Webster secured his DNA testing under the 2001 DNA law, which says that judges can order testing for people convicted of murder or rape in cases where the tests could prove innocence.
But Nethercott said Webster's case also shows gaps in the law.
--Short list of labs
For instance, the statute says an inmate's DNA testing must be paid for by the defense, but performed by one
of the accredited laboratories on a list maintained by the attorney general's office.
That list, Nethercott said, consists of only two labs, including the Maryland State Police Crime Lab, which
does not do work for defense attorneys. The other lab is one commonly used by prosecutors.
In Webster's case, Nethercott had DNA evidence tested at a different accredited laboratory.
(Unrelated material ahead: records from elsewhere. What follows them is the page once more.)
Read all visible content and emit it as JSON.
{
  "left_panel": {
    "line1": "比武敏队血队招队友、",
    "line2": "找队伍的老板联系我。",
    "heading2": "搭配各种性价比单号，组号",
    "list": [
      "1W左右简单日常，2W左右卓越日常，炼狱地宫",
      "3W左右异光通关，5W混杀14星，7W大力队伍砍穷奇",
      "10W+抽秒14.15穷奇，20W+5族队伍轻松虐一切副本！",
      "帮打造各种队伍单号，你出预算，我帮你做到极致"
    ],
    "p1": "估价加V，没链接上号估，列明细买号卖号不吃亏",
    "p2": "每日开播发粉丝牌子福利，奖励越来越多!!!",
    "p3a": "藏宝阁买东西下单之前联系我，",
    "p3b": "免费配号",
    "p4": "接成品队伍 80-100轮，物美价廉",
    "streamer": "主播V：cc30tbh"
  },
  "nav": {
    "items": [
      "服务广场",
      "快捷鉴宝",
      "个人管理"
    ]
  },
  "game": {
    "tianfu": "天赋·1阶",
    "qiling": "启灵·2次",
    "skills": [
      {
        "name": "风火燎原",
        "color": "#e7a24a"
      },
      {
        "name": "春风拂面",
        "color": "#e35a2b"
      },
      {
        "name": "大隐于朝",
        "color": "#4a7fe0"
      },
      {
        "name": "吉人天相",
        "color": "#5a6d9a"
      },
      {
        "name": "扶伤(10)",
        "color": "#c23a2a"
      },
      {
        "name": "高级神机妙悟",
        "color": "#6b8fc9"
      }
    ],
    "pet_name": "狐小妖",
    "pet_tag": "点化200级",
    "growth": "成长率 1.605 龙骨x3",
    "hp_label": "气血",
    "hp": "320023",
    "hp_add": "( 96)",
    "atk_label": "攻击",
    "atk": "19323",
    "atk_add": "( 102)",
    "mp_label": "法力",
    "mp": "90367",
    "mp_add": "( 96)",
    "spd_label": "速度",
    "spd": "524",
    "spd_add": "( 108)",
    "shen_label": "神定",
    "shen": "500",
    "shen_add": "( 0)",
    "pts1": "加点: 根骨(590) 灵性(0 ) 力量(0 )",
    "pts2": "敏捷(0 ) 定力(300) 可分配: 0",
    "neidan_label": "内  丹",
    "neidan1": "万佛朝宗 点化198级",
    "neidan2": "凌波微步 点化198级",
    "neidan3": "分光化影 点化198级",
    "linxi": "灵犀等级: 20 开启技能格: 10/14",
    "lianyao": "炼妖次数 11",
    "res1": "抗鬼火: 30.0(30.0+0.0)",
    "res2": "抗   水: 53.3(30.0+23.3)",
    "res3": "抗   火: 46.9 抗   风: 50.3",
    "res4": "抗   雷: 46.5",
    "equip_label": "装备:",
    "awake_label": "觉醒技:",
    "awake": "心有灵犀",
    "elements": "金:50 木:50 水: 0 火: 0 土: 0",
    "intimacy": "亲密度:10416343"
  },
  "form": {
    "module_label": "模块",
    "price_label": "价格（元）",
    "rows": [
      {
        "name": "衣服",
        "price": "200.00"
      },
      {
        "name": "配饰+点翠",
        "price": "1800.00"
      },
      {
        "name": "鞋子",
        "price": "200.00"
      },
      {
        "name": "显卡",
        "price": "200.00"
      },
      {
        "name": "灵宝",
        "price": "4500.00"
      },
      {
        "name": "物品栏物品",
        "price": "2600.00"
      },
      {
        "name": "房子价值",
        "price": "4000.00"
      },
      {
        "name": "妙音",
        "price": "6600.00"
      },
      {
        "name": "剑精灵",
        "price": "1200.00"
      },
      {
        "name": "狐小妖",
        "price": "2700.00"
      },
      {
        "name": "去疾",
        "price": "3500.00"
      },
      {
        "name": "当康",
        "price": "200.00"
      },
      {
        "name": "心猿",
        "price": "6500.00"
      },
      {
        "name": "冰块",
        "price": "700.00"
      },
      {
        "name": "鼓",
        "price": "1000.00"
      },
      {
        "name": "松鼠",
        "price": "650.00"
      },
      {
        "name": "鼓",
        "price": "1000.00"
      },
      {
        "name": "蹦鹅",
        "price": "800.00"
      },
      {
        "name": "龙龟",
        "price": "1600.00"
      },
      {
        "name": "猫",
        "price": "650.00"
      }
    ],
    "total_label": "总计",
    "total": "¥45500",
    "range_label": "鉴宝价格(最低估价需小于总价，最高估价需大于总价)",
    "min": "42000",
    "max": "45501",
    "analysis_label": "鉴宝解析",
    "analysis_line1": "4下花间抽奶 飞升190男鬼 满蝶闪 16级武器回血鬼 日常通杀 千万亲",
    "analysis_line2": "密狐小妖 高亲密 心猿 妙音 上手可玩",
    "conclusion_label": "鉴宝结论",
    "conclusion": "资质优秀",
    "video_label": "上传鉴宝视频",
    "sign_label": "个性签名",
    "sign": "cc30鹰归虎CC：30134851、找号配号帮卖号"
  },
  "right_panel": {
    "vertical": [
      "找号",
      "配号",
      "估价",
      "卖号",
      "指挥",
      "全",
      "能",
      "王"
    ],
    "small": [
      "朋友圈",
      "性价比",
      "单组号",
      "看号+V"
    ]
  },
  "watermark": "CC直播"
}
But she had to
jump through legal hoops to do that, which took months.
"I think it would be helpful to amend that part of the statute," she said. "Maybe it's petty, but it seems if you are paying for the testing you should be able to choose the lab."
There are also gaps in the statute in terms of what happens to people after DNA testing shows innocence.
Currently, the statute simply calls for a post-conviction hearing, but gives little direction from there.
In Webster's case, the state attorney's office worked with the defense toward Webster's release, and the hearing proceeded quickly and smoothly.
But a post-conviction hearing is not technically a place where a judge can determine innocence, Nethercott said. If the case is contested, she said, the statute does not outline what to do.
"It's like a black hole," she said.
The statute applies only to those people convicted of murder or serious sexual offenses. Nethercott and some
legislators want others to be able to get DNA testing.
The statute also orders "the state" to preserve evidence that might be amenable to DNA testing. But there is no definition of what "the state" actually means, Nethercott said.
"When I talk to county law enforcement agencies who may have seized evidence, I'm hearing the argument
that, 'Hey, we're not the state,'" she said. "They are not clear at all who is supposed to be responsible for
making sure this evidence is maintained."
Storage space and costs were police concerns when the legislature discussed the law last year.
Hughes said he wants to find out from the public defender's office how the law worked in Webster's case and what should be reformed.
"Whatever they think is good, that's what I'll introduce," he said.